Abundance versus codon adaptation index (CAI). Each point on the plot corresponds to a protein characterized by two values: abundance and CAI. The Spearman rank correlation coefficient r_s between log-copy number and CAI is 0.5 and the Pearson correlation coefficient is 0.57 indicating a good non-random (p-values both < 10^-16) correlation with some variance. The dotted line is a linear regression between log(copy number) and CAI, the solid line a loess local fitting curve.

Figure 8

Karlin's predicted gene expression and measured protein abundance. The dotted line is linear regression and the solid line a loess local fitting curve.
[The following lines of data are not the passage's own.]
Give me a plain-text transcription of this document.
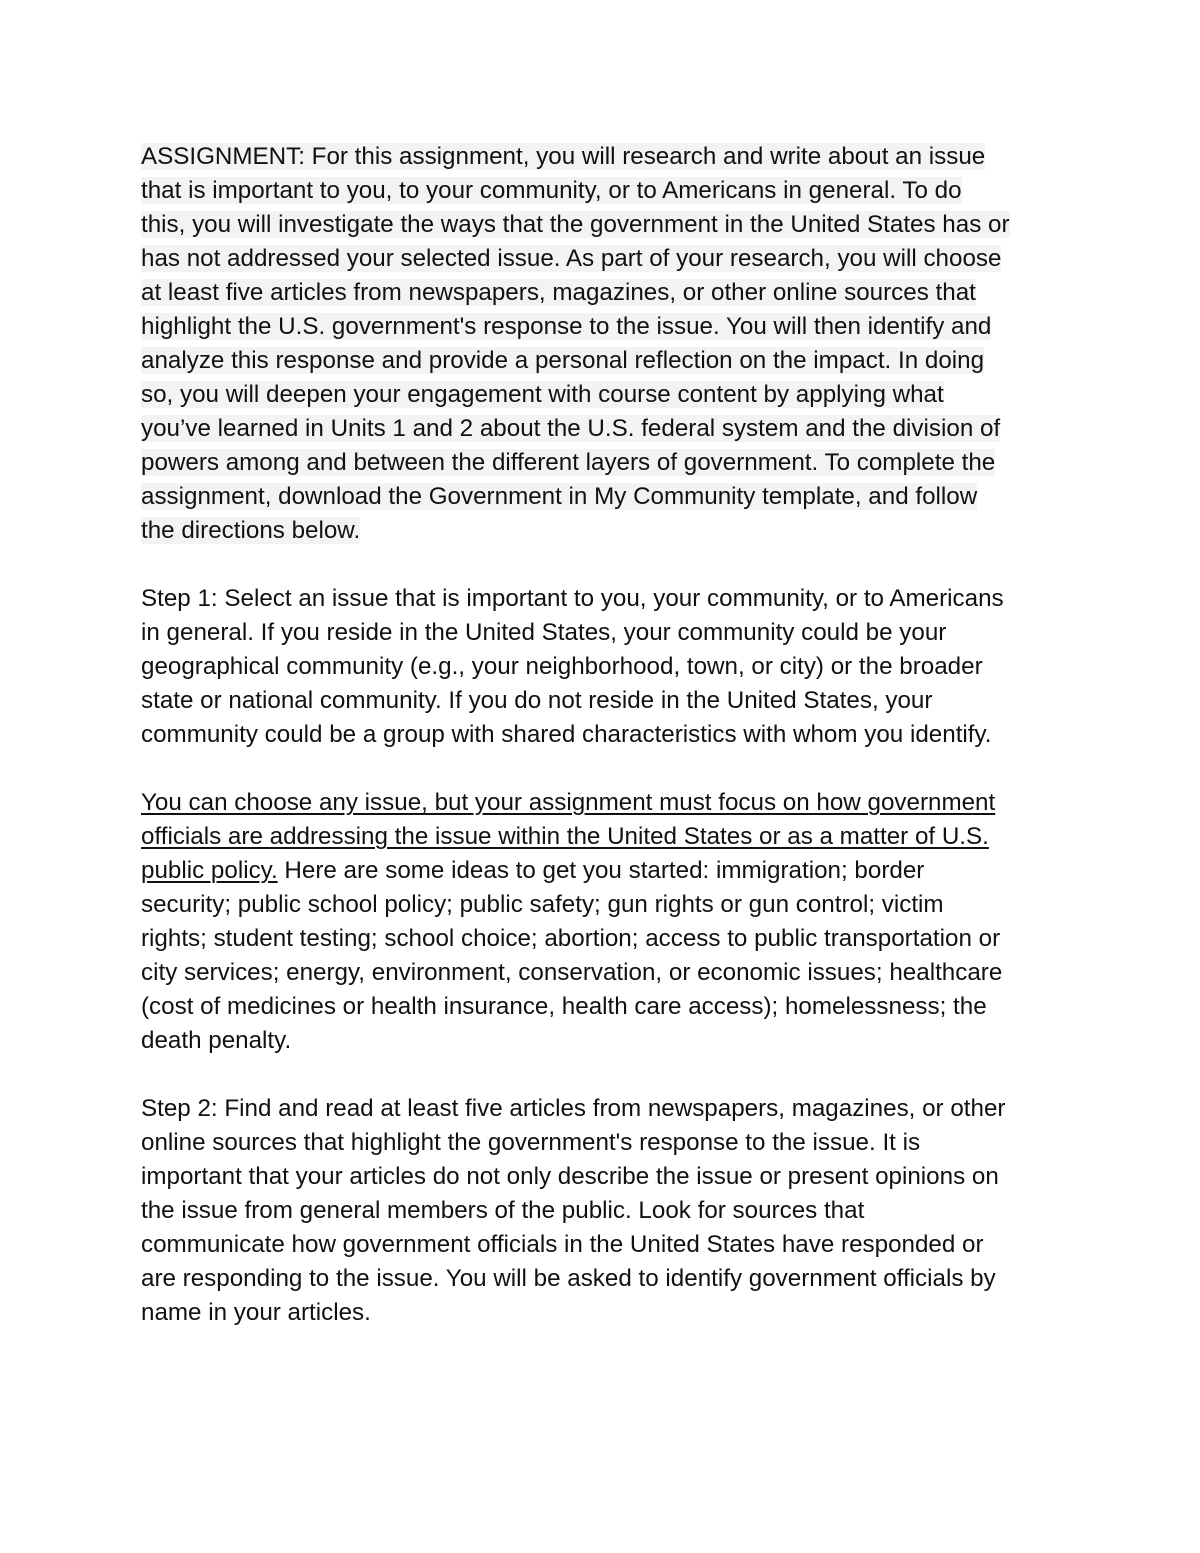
ASSIGNMENT: For this assignment, you will research and write about an issue
that is important to you, to your community, or to Americans in general. To do
this, you will investigate the ways that the government in the United States has or
has not addressed your selected issue. As part of your research, you will choose
at least five articles from newspapers, magazines, or other online sources that
highlight the U.S. government's response to the issue. You will then identify and
analyze this response and provide a personal reflection on the impact. In doing
so, you will deepen your engagement with course content by applying what
you’ve learned in Units 1 and 2 about the U.S. federal system and the division of
powers among and between the different layers of government. To complete the
assignment, download the Government in My Community template, and follow
the directions below.

Step 1: Select an issue that is important to you, your community, or to Americans
in general. If you reside in the United States, your community could be your
geographical community (e.g., your neighborhood, town, or city) or the broader
state or national community. If you do not reside in the United States, your
community could be a group with shared characteristics with whom you identify.

You can choose any issue, but your assignment must focus on how government
officials are addressing the issue within the United States or as a matter of U.S.
public policy. Here are some ideas to get you started: immigration; border
security; public school policy; public safety; gun rights or gun control; victim
rights; student testing; school choice; abortion; access to public transportation or
city services; energy, environment, conservation, or economic issues; healthcare
(cost of medicines or health insurance, health care access); homelessness; the
death penalty.

Step 2: Find and read at least five articles from newspapers, magazines, or other
online sources that highlight the government's response to the issue. It is
important that your articles do not only describe the issue or present opinions on
the issue from general members of the public. Look for sources that
communicate how government officials in the United States have responded or
are responding to the issue. You will be asked to identify government officials by
name in your articles.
The Pearson correlation coefficient between log(copy number) and Karlin's expression value is 0.52 (p-value < 10^-12) and the Spearman's rho is 0.53 (p-value < 10^-12).

Figure 9

Variance of abundance within known operons. Only the 33 operons for which we have abundance data of 3 or more proteins are considered. The variance of all 1050 proteins is 0.35 and shown as dashed line. Low variance within an operon shows that the abundance of its proteins is similar. Here in 91% (30 of 33) of all operons the variance is lower than the variance of all proteins (left to the vertical bar). Copy number values are distributed according to the extreme value distribution and were therefore logarithmized for better representation.